People v. Jones

Appeal by the defendant from a judgment of the Supreme Court, Kings County (Demarest, J.), rendered May 27, 2005, convicting him of murder in the second degree and assault in the second degree, upon a jury verdict, and sentencing him to an indeterminate term of imprisonment of 25 years to life for murder in the second degree, to run consecutively to an indeter*508mínate term of imprisonment of 12 years to life for assault in the second degree.

Ordered that the judgment is modified, on the law, by directing that the terms of imprisonment imposed shall run concurrently with each other; as so modified, the judgment is affirmed.

The defendant shot and killed the decedent and wounded the complainant. He was charged in the indictment, inter alia, with murder in the second degree and assault in the second degree and was convicted of those charges, upon a jury verdict.

The defendant’s contention regarding the Supreme Court’s Sandoval ruling (see People v Sandoval, 34 NY2d 371, 375 [1974]) is unpreserved for appellate review (see CPL 470.05 [2]; People v Melvin, 223 AD2d 604 [1996]). In any event, the Supreme Court’s ruling struck an appropriate balance between the probative value of the defendant’s prior crimes on the issue of his credibility and the possible prejudice to him (see People v Davis, 299 AD2d 420, 421 [2002]; People v Bradley, 294 AD2d 373 [2002]; People v Turner, 239 AD2d 447 [1997]).

In the indictment, the defendant was charged with assault in the second degree as defined in Penal Law § 120.05 (2) using the doctrine of transferred intent, in that, with intent to cause physical injury to the decedent, the defendant caused physical injury to the complainant by means of a handgun. In its instructions to the jury, the court stated that the jury could find the defendant guilty of that charge if it found that the defendant’s intent was to injure either the decedent or the complainant. The defendant objected to presenting these alternative theories to the jury.

Penal Law § 120.05 (2) defines assault in the second degree in the following manner: “With intent to cause physical injury to another person, he causes such injury to such person or to a third person by means of a deadly weapon or a dangerous instrument” (emphasis supplied). The identity of the intended target is not an essential element of the crime (see People v Rivera, 268 AD2d 445 [2000]). The trial court’s instructions were proper under the circumstances (see People v Wells, 7 NY3d 51, 57 [2006]; People v Castellanos, 234 AD2d 381 [1996]).

On appeal, the defendant challenges the legality of imposing consecutive terms of imprisonment. This issue does not require preservation (see People v Nieves, 2 NY3d 310, 316 [2004]; People v Laureano, 87 NY2d 640, 643 [1996]).

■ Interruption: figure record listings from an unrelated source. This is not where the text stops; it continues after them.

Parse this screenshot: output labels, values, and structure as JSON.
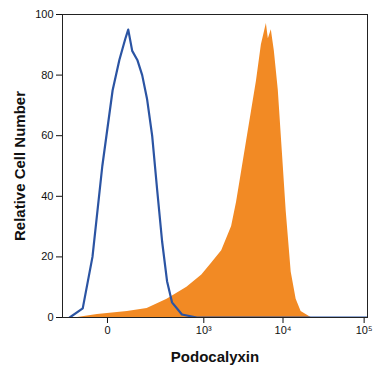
{
  "chart_data": {
    "type": "line",
    "x_label": "Podocalyxin",
    "y_label": "Relative Cell Number",
    "log": "x",
    "grid": false,
    "xlim": [
      -180,
      110000
    ],
    "ylim": [
      0,
      100
    ],
    "xticks": [
      0,
      {
        "value": 1000,
        "label": "10³"
      },
      {
        "value": 10000,
        "label": "10⁴"
      },
      {
        "value": 100000,
        "label": "10⁵"
      }
    ],
    "yticks": [
      0,
      20,
      40,
      60,
      80,
      100
    ],
    "series": [
      {
        "type": "area",
        "color": "#f28a24",
        "x": [
          -93,
          -23,
          53,
          145,
          308,
          593,
          941,
          1270,
          1705,
          2281,
          2634,
          3043,
          3512,
          4054,
          4677,
          5393,
          6218,
          6580,
          7160,
          7800,
          8740,
          9790,
          10960,
          12620,
          14540,
          16740,
          22210,
          110000
        ],
        "values": [
          0,
          1,
          2,
          3,
          6,
          10,
          14,
          18,
          22,
          30,
          38,
          48,
          58,
          68,
          78,
          90,
          97,
          92,
          95,
          88,
          75,
          55,
          35,
          15,
          6,
          2,
          0,
          0
        ]
      },
      {
        "type": "line",
        "color": "#2b54a3",
        "x": [
          -134,
          -71,
          -37,
          -11,
          11,
          28,
          46,
          56,
          71,
          93,
          117,
          145,
          178,
          216,
          259,
          308,
          365,
          506,
          809,
          110000
        ],
        "values": [
          0,
          3,
          20,
          50,
          75,
          85,
          92,
          95,
          88,
          85,
          80,
          72,
          60,
          42,
          25,
          12,
          5,
          1,
          0,
          0
        ]
      }
    ]
  }
}
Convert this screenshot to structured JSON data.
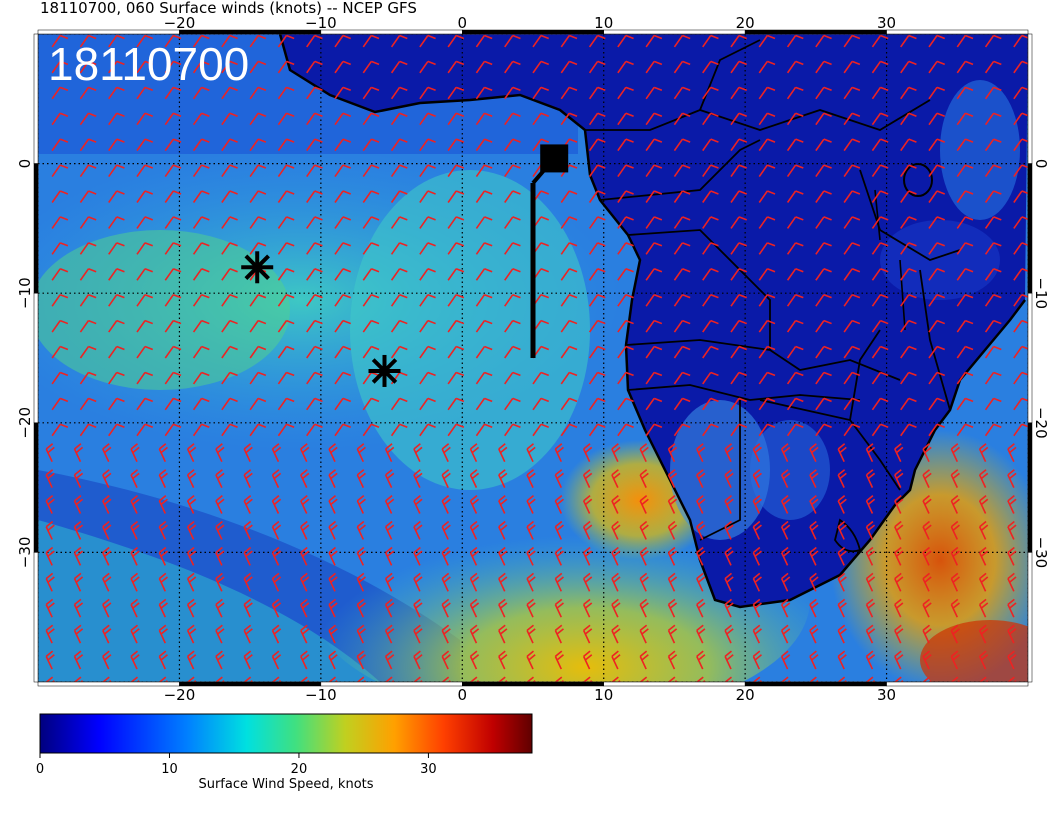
{
  "header": {
    "title": "18110700, 060 Surface winds (knots) -- NCEP GFS",
    "stamp": "18110700"
  },
  "map": {
    "lon_range": [
      -30,
      40
    ],
    "lat_range": [
      -40,
      10
    ],
    "lon_ticks": [
      {
        "value": -20,
        "label": "−20"
      },
      {
        "value": -10,
        "label": "−10"
      },
      {
        "value": 0,
        "label": "0"
      },
      {
        "value": 10,
        "label": "10"
      },
      {
        "value": 20,
        "label": "20"
      },
      {
        "value": 30,
        "label": "30"
      }
    ],
    "lat_ticks": [
      {
        "value": 0,
        "label": "0"
      },
      {
        "value": -10,
        "label": "−10"
      },
      {
        "value": -20,
        "label": "−20"
      },
      {
        "value": -30,
        "label": "−30"
      }
    ],
    "grid_dotted": true,
    "barb_color": "#ee2222",
    "markers": [
      {
        "type": "asterisk",
        "lon": -14.5,
        "lat": -8
      },
      {
        "type": "asterisk",
        "lon": -5.5,
        "lat": -16
      }
    ],
    "flight_track": {
      "end_lon": 5,
      "end_lat": -15,
      "station_lon": 6.5,
      "station_lat": 0.4
    }
  },
  "colorbar": {
    "label": "Surface Wind Speed, knots",
    "range": [
      0,
      38
    ],
    "ticks": [
      {
        "value": 0,
        "label": "0"
      },
      {
        "value": 10,
        "label": "10"
      },
      {
        "value": 20,
        "label": "20"
      },
      {
        "value": 30,
        "label": "30"
      }
    ],
    "colors": [
      "#00007f",
      "#0000ff",
      "#0080ff",
      "#00e0e0",
      "#40e080",
      "#c0d020",
      "#ffa000",
      "#ff4000",
      "#c00000",
      "#600000"
    ]
  }
}
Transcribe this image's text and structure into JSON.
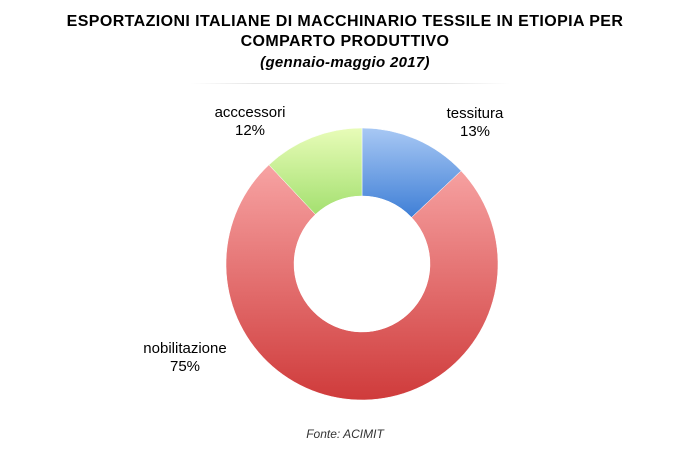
{
  "title_line1": "ESPORTAZIONI ITALIANE DI MACCHINARIO TESSILE IN ETIOPIA PER",
  "title_line2": "COMPARTO PRODUTTIVO",
  "subtitle": "(gennaio-maggio 2017)",
  "source": "Fonte: ACIMIT",
  "chart_data": {
    "type": "pie",
    "variant": "donut",
    "title": "ESPORTAZIONI ITALIANE DI MACCHINARIO TESSILE IN ETIOPIA PER COMPARTO PRODUTTIVO",
    "subtitle": "(gennaio-maggio 2017)",
    "slices": [
      {
        "label": "tessitura",
        "value": 13,
        "value_label": "13%",
        "color_light": "#a8c8f4",
        "color_dark": "#3f7fd6"
      },
      {
        "label": "nobilitazione",
        "value": 75,
        "value_label": "75%",
        "color_light": "#f7a3a3",
        "color_dark": "#cf3b3b"
      },
      {
        "label": "acccessori",
        "value": 12,
        "value_label": "12%",
        "color_light": "#e8fcb8",
        "color_dark": "#a4e070"
      }
    ],
    "legend": "none",
    "start": "top",
    "direction": "clockwise"
  }
}
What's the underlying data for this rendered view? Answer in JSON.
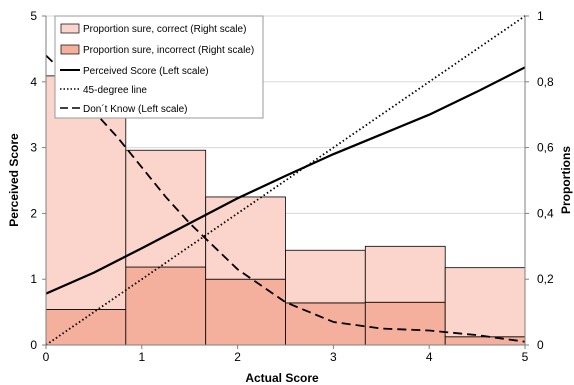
{
  "chart_data": {
    "type": "bar",
    "title": "",
    "xlabel": "Actual Score",
    "ylabel_left": "Perceived Score",
    "ylabel_right": "Proportions",
    "xlim": [
      0,
      5
    ],
    "ylim_left": [
      0,
      5
    ],
    "ylim_right": [
      0,
      1
    ],
    "x_ticks": [
      "0",
      "1",
      "2",
      "3",
      "4",
      "5"
    ],
    "y_left_ticks": [
      "0",
      "1",
      "2",
      "3",
      "4",
      "5"
    ],
    "y_right_ticks": [
      "0",
      "0,2",
      "0,4",
      "0,6",
      "0,8",
      "1"
    ],
    "grid": "horizontal",
    "legend_position": "top-left",
    "bins": [
      {
        "x0": 0.0,
        "x1": 0.833
      },
      {
        "x0": 0.833,
        "x1": 1.667
      },
      {
        "x0": 1.667,
        "x1": 2.5
      },
      {
        "x0": 2.5,
        "x1": 3.333
      },
      {
        "x0": 3.333,
        "x1": 4.167
      },
      {
        "x0": 4.167,
        "x1": 5.0
      }
    ],
    "series": [
      {
        "name": "Proportion sure, correct (Right scale)",
        "kind": "bar",
        "axis": "right",
        "color": "#fbd5cb",
        "values": [
          0.71,
          0.355,
          0.25,
          0.16,
          0.17,
          0.21
        ]
      },
      {
        "name": "Proportion sure, incorrect (Right scale)",
        "kind": "bar",
        "axis": "right",
        "color": "#f4b09c",
        "values": [
          0.108,
          0.237,
          0.2,
          0.128,
          0.13,
          0.025
        ]
      },
      {
        "name": "Perceived Score (Left scale)",
        "kind": "line",
        "style": "solid",
        "axis": "left",
        "x": [
          0,
          0.5,
          1,
          1.5,
          2,
          2.5,
          3,
          3.5,
          4,
          4.5,
          5
        ],
        "y": [
          0.78,
          1.1,
          1.47,
          1.85,
          2.23,
          2.57,
          2.9,
          3.2,
          3.5,
          3.85,
          4.22
        ]
      },
      {
        "name": "45-degree line",
        "kind": "line",
        "style": "dotted",
        "axis": "left",
        "x": [
          0,
          5
        ],
        "y": [
          0,
          5
        ]
      },
      {
        "name": "Don´t Know (Left scale)",
        "kind": "line",
        "style": "dashed",
        "axis": "left",
        "x": [
          0,
          0.25,
          0.5,
          0.75,
          1,
          1.25,
          1.5,
          2,
          2.5,
          3,
          3.5,
          4,
          4.5,
          5
        ],
        "y": [
          4.4,
          4.05,
          3.55,
          3.15,
          2.7,
          2.25,
          1.85,
          1.15,
          0.65,
          0.35,
          0.25,
          0.22,
          0.15,
          0.05
        ]
      }
    ]
  }
}
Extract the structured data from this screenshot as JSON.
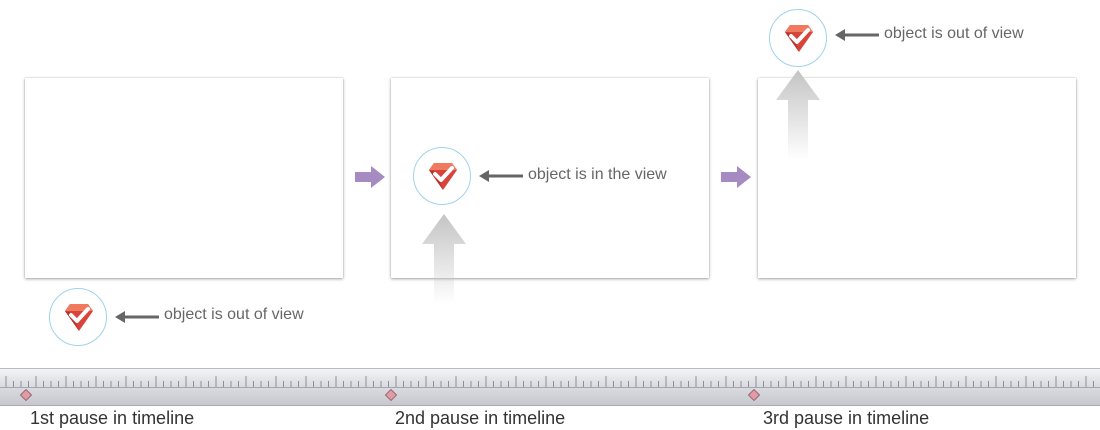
{
  "labels": {
    "out_of_view_top": "object is out of view",
    "in_view": "object is in the view",
    "out_of_view_bottom": "object is out of view"
  },
  "timeline": {
    "pauses": [
      "1st pause in timeline",
      "2nd pause in timeline",
      "3rd pause in timeline"
    ]
  },
  "colors": {
    "next_arrow": "#a58bc2",
    "pointer_arrow": "#666666",
    "icon_ring": "#9fd3ea",
    "gem_red": "#d9443a",
    "pause_marker": "#e29aa6"
  },
  "icons": {
    "object": "gem-check-icon",
    "pointer": "arrow-left-icon",
    "step": "arrow-right-icon",
    "motion": "arrow-up-icon",
    "pause": "diamond-marker-icon"
  }
}
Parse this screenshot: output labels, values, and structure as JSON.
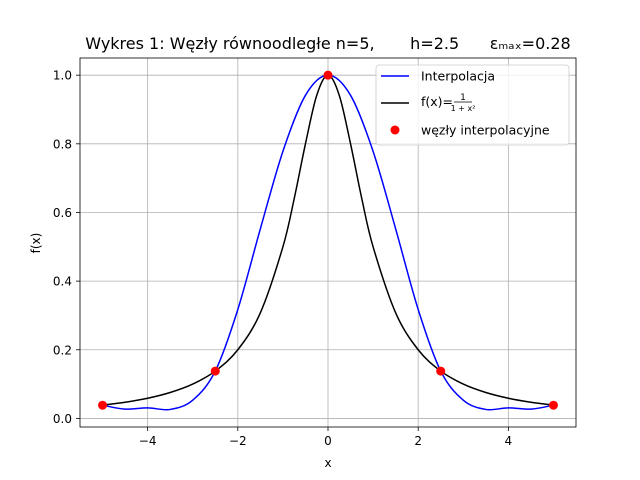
{
  "chart_data": {
    "type": "line",
    "title": "Wykres 1: Węzły równoodległe n=5,       h=2.5      εₘₐₓ=0.28",
    "xlabel": "x",
    "ylabel": "f(x)",
    "xlim": [
      -5.5,
      5.5
    ],
    "ylim": [
      -0.025,
      1.05
    ],
    "xticks": [
      -4,
      -2,
      0,
      2,
      4
    ],
    "yticks": [
      0.0,
      0.2,
      0.4,
      0.6,
      0.8,
      1.0
    ],
    "xtick_labels": [
      "−4",
      "−2",
      "0",
      "2",
      "4"
    ],
    "ytick_labels": [
      "0.0",
      "0.2",
      "0.4",
      "0.6",
      "0.8",
      "1.0"
    ],
    "grid": true,
    "legend_position": "top-right",
    "series": [
      {
        "name": "Interpolacja",
        "kind": "line",
        "color": "#0000ff",
        "x": [
          -5.0,
          -4.5,
          -4.0,
          -3.5,
          -3.0,
          -2.5,
          -2.0,
          -1.5,
          -1.0,
          -0.5,
          0.0,
          0.5,
          1.0,
          1.5,
          2.0,
          2.5,
          3.0,
          3.5,
          4.0,
          4.5,
          5.0
        ],
        "y": [
          0.0385,
          0.0271,
          0.0308,
          0.0262,
          0.0531,
          0.1379,
          0.3174,
          0.5524,
          0.7781,
          0.9413,
          1.0,
          0.9413,
          0.7781,
          0.5524,
          0.3174,
          0.1379,
          0.0531,
          0.0262,
          0.0308,
          0.0271,
          0.0385
        ]
      },
      {
        "name": "f(x)=",
        "legend_fraction": {
          "numerator": "1",
          "denominator": "1 + x²"
        },
        "kind": "line",
        "color": "#000000",
        "x": [
          -5.0,
          -4.5,
          -4.0,
          -3.5,
          -3.0,
          -2.5,
          -2.0,
          -1.5,
          -1.0,
          -0.75,
          -0.5,
          -0.25,
          0.0,
          0.25,
          0.5,
          0.75,
          1.0,
          1.5,
          2.0,
          2.5,
          3.0,
          3.5,
          4.0,
          4.5,
          5.0
        ],
        "y": [
          0.0385,
          0.0471,
          0.0588,
          0.0755,
          0.1,
          0.1379,
          0.2,
          0.3077,
          0.5,
          0.64,
          0.8,
          0.9412,
          1.0,
          0.9412,
          0.8,
          0.64,
          0.5,
          0.3077,
          0.2,
          0.1379,
          0.1,
          0.0755,
          0.0588,
          0.0471,
          0.0385
        ]
      },
      {
        "name": "węzły interpolacyjne",
        "kind": "scatter",
        "color": "#ff0000",
        "x": [
          -5.0,
          -2.5,
          0.0,
          2.5,
          5.0
        ],
        "y": [
          0.0385,
          0.1379,
          1.0,
          0.1379,
          0.0385
        ]
      }
    ]
  }
}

Consecutive sentences may be imposed if “either the elements of the crimes do not overlap or if the facts demonstrate that the defendant’s acts underlying the crimes are separate and *509distinct” (People v Ramirez, 89 NY2d 444, 451 [1996]). If there has been a trial, the People may offer facts from the trial record to demonstrate that the acts underlying the crimes are separate and distinct (see People v Laureano, supra at 644). There must be a sufficient factual basis for the court to conclude that the victims were hit with different bullets (see People v Rivera, 262 AD2d 31 [1999]; People v Luster, 148 AD2d 305, 306 [1989]).

In the instant case, the decedent was shot five times. No bullets were found in his body. The complainant suffered two bullet wounds: one in the right upper thigh and a graze wound along his right side. Five shell casings were found at the scene. There was no evidence to support the conclusion that the decedent and the complainant were hit by different bullets, and the record does not indicate that there were more than five bullets involved. Accordingly, the defendant’s acts were not separate and distinct and the imposition of consecutive terms of imprisonment was improper (see People v Brathwaite, 63 NY2d 839, 843 [1984]).

The defendant’s remaining contention has been rendered academic in light of our determination (see People v Hamilton, 4 NY3d 654, 658 n 1 [2005]). Schmidt, J.P., Goldstein, Angiolillo and McCarthy, JJ., concur.